A Catechism on God’s Law (Part 1)

Based on by Greg Bahnsen’s “By This Standard,” 1991.

Introduction:

Greg Bahnsen (1948-1995) was one of the foremost Christian writers of our time, on a specific subject: the law of God. His book “By This Standard” is one that sets the standard in this important field of study. Because of his helpful insights, I’ve decided over about 20 weeks, to pose specific questions on the law of God in catechism style, then chosen brief sections from his excellent book to provide the answer to these questions.

1. What was the point of God’s law?

Over against the autonomous ethical philosophies of men, where good and evil are defined by sinful speculation, the Christian ethic gains its character and direction from the revealed word of God, a revelation which harmonises with the general revelation made of God’s standards through the created order and man’s conscience (p.2).
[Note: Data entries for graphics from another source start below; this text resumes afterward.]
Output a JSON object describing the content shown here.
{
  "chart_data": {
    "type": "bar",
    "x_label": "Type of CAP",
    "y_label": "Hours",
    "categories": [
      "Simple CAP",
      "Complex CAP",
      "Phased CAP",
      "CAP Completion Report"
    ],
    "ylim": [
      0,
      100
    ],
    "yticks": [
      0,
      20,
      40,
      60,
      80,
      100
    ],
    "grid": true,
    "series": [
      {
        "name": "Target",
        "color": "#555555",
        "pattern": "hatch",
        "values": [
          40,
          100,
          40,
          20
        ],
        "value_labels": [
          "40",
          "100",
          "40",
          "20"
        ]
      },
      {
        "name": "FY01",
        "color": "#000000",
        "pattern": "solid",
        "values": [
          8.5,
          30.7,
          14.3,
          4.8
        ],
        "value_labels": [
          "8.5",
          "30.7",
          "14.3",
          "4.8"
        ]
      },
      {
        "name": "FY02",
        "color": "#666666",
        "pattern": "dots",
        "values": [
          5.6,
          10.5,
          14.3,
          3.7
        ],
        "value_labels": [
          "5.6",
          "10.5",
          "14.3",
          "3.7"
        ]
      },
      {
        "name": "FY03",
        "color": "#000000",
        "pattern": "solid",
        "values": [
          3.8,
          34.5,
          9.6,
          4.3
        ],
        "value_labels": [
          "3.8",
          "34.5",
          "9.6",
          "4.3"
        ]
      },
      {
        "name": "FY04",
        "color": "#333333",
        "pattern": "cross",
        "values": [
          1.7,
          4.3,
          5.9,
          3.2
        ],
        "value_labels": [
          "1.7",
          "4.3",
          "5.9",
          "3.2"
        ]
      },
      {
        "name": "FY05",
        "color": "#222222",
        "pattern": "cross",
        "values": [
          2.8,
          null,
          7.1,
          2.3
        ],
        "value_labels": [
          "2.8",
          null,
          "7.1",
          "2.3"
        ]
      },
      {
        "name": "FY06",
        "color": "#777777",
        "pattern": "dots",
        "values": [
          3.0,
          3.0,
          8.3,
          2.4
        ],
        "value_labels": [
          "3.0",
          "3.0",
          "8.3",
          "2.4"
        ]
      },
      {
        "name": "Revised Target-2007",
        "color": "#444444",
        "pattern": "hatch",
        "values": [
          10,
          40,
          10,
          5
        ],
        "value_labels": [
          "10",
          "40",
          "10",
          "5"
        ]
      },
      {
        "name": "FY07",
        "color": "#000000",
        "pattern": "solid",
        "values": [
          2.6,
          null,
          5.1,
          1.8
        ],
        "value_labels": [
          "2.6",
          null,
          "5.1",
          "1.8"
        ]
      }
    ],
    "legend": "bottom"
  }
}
2. What should be our attitude towards the law?

When we explore what the Bible teaches about the character of God, the salvation accomplished by Christ, the work of the Holy Spirit in making us holy in heart and conduct, or the nature of God’s covenantal dealings with men, we see why the believer should take a positive attitude towards the commandments of God, even as revealed in the Old Testament (p.2).

3. What should be our procedure?

The methodological point, then, is that we presume our obligation to obey any Old Testament commandment unless the New Testament indicates otherwise. We must assume continuity with the Old Testament rather than discontinuity. This is not to say that there are no changes from Old to New Testament. Indeed, there are-important ones. However, the word of God must be the standard which defines precisely what those changes are for us; we cannot take it upon ourselves to assume such changes or read them into the New Testament (p.3).
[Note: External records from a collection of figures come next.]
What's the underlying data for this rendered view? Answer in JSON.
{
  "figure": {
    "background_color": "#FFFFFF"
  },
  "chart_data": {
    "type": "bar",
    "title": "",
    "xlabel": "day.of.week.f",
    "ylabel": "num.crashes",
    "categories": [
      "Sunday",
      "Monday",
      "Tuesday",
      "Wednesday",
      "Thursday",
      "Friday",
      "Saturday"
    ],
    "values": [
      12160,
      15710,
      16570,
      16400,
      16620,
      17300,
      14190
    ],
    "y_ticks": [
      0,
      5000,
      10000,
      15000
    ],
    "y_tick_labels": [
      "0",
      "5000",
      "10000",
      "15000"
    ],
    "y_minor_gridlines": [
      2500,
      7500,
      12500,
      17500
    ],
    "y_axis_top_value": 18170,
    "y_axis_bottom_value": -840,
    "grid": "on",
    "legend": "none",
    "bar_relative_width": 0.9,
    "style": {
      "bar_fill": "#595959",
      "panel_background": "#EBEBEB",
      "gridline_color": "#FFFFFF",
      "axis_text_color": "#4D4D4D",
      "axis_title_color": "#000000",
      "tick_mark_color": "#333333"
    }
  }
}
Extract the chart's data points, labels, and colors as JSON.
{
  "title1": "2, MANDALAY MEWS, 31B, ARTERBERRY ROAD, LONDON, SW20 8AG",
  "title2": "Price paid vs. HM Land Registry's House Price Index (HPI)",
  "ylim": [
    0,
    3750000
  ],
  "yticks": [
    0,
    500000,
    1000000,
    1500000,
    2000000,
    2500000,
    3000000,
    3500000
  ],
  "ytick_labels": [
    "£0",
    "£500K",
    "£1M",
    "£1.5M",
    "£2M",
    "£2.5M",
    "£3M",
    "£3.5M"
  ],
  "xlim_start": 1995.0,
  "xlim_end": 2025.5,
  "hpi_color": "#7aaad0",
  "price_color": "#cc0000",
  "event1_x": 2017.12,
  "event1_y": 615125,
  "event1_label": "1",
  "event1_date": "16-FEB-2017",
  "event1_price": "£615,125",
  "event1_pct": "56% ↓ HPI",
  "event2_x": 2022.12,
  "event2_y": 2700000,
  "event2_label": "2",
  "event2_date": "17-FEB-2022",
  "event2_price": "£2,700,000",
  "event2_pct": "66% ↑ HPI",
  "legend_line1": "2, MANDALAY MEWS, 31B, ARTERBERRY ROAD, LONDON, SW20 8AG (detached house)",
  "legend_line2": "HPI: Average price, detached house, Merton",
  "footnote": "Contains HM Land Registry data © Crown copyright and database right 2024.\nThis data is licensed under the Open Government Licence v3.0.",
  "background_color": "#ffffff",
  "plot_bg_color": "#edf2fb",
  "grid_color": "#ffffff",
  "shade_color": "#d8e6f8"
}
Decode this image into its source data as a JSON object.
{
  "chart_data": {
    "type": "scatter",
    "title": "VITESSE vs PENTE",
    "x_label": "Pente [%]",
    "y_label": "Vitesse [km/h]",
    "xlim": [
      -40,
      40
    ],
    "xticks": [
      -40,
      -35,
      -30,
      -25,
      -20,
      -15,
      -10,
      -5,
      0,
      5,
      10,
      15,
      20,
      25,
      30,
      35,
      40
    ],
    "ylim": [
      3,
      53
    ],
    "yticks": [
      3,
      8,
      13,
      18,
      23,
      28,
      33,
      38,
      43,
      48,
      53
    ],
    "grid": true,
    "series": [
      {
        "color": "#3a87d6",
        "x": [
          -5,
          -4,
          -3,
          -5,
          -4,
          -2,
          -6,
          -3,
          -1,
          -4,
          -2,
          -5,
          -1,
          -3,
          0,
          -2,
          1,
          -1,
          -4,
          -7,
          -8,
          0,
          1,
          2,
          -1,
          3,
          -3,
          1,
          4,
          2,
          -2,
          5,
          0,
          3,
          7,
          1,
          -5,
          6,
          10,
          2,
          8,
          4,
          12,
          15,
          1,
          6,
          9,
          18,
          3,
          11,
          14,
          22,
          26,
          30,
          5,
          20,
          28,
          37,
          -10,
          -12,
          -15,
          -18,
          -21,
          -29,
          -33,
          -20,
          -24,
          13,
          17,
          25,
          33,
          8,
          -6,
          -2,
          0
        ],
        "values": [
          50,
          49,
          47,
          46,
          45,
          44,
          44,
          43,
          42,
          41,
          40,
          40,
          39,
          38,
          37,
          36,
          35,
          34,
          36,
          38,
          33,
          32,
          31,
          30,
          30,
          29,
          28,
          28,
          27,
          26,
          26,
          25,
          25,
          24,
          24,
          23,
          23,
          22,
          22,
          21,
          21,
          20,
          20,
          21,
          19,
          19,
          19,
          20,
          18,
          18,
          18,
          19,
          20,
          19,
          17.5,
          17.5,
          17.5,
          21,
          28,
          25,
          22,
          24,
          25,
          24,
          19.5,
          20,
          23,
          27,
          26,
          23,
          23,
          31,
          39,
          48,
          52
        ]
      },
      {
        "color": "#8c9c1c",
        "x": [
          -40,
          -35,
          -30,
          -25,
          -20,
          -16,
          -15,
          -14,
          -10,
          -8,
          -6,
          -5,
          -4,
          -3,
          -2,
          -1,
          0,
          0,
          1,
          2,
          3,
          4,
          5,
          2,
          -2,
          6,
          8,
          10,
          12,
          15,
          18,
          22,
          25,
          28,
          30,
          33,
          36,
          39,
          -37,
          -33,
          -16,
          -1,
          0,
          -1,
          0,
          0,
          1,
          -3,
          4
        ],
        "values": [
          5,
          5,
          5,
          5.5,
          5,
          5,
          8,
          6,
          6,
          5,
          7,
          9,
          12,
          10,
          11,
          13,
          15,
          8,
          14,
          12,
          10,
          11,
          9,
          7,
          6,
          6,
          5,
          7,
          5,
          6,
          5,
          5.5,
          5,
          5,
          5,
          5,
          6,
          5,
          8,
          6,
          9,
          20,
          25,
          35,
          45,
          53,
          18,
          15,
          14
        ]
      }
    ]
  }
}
4. What is our obligation?

What is maintained is that our obligation to God’s Old Testament law should be interpreted and qualified by the New Testament Scripture, not by relative human opinion which can cite no Biblical warrant for departing from God’s stipulations (p.5).

5. What should be our presumption?

Our presumption must be that of continuity with the standing laws of the Old Testament (when properly, contextually interpreted) (p.6).

6. What is crime?

Not all sins are crimes, and thus the civil magistrate is not obligated to enforce the entire law of God. Rulers should enforce only those laws for which God revealed social sanctions to be imposed (not matters of private conscience or personal piety)… magistrates ought to submit to the law of God for socio-political affairs: they will answer to God ultimately for their disobedience to His standards (p.10).
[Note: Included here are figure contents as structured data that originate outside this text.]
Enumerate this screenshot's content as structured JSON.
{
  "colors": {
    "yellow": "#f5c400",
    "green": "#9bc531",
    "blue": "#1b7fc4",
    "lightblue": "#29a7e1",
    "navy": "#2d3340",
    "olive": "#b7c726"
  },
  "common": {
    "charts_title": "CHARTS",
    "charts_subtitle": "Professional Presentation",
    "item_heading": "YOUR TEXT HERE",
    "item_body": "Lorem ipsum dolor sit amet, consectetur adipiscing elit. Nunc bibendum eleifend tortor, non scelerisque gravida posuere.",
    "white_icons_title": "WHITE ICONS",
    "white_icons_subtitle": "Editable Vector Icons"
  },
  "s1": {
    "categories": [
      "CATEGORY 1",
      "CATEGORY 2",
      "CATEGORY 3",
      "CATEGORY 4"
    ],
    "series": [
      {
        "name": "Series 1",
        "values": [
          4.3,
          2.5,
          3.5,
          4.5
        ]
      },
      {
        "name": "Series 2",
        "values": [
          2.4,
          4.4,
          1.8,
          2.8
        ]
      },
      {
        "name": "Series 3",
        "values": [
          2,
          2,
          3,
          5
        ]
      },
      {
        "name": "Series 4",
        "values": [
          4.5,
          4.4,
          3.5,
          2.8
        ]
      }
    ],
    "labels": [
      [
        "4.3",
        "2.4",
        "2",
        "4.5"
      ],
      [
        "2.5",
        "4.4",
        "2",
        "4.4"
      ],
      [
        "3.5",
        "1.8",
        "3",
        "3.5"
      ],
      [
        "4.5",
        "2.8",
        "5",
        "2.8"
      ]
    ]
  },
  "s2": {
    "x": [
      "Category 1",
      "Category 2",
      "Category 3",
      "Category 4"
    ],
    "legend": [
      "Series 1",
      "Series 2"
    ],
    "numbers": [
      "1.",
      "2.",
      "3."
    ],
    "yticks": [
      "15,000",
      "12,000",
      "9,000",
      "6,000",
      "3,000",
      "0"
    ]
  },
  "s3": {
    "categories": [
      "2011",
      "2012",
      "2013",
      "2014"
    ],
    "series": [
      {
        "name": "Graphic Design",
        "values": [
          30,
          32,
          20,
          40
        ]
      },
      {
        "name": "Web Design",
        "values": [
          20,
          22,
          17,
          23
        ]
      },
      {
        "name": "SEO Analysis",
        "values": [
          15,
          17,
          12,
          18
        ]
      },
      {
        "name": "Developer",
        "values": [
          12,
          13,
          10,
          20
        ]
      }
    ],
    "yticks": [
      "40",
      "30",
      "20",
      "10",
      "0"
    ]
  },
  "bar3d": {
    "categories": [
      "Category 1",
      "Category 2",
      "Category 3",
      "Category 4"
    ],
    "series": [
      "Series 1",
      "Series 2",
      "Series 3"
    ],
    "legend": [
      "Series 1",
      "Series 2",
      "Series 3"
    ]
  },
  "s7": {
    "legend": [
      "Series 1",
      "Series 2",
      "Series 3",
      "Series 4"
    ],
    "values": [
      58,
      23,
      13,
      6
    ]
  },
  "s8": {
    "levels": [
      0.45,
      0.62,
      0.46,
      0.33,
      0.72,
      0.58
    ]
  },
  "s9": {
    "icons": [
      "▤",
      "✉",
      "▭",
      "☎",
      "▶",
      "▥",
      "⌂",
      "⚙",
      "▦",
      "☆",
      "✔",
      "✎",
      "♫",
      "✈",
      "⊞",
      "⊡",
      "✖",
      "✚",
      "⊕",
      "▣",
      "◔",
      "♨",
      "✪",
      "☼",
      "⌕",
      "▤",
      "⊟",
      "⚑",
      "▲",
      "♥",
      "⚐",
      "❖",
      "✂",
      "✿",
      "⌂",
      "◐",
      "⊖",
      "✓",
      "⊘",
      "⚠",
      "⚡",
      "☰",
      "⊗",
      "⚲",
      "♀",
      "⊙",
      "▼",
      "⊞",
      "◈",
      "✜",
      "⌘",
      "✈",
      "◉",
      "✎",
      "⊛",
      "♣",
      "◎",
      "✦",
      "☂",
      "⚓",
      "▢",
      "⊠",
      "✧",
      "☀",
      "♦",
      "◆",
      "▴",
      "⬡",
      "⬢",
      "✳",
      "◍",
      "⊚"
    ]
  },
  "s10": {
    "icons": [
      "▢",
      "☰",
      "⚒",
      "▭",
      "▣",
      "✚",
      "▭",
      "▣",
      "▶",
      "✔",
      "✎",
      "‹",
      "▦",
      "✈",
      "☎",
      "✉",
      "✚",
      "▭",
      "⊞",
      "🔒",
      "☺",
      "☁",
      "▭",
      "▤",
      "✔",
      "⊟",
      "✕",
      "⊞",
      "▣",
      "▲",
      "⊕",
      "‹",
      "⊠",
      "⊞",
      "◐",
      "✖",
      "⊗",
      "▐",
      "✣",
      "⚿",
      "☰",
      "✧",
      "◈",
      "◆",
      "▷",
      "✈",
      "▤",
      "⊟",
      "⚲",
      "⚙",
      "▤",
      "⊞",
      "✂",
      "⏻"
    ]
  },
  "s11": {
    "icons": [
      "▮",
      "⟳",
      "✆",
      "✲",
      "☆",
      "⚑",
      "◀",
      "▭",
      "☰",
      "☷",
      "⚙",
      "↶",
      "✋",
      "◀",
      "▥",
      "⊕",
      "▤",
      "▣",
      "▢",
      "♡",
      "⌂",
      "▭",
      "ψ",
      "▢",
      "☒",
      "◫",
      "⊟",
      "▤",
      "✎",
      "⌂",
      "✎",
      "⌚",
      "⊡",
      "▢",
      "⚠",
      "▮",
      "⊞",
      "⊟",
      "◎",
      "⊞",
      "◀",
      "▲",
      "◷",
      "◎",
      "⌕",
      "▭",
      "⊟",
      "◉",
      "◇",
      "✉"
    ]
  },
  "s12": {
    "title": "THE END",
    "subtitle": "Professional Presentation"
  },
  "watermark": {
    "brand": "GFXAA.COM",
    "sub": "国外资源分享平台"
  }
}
7. What about procedures in convicting?

The Christian does not advocate ex post facto justice whereby offenders are punished for offences committed prior to the civil enactment of a law prohibiting their actions. Nor does the Christian advocate the punishment of criminals who have not been convicted under the full provisions of due process in a court of law. Those who believe that God’s law for society ought be obeyed must be concerned that all of God’s laws for society be obeyed, touching not only the punishment of offenders but their just treatment and conviction as well (p.10).

8. Are we being Reformed?

By paying attention to the question of God’s law in Christian ethics we are simply being consistent with the Reformed conviction that our Christian beliefs should be guided by sola Scriptura and tota Scriptura- only by Scripture and by all of scripture (p.12).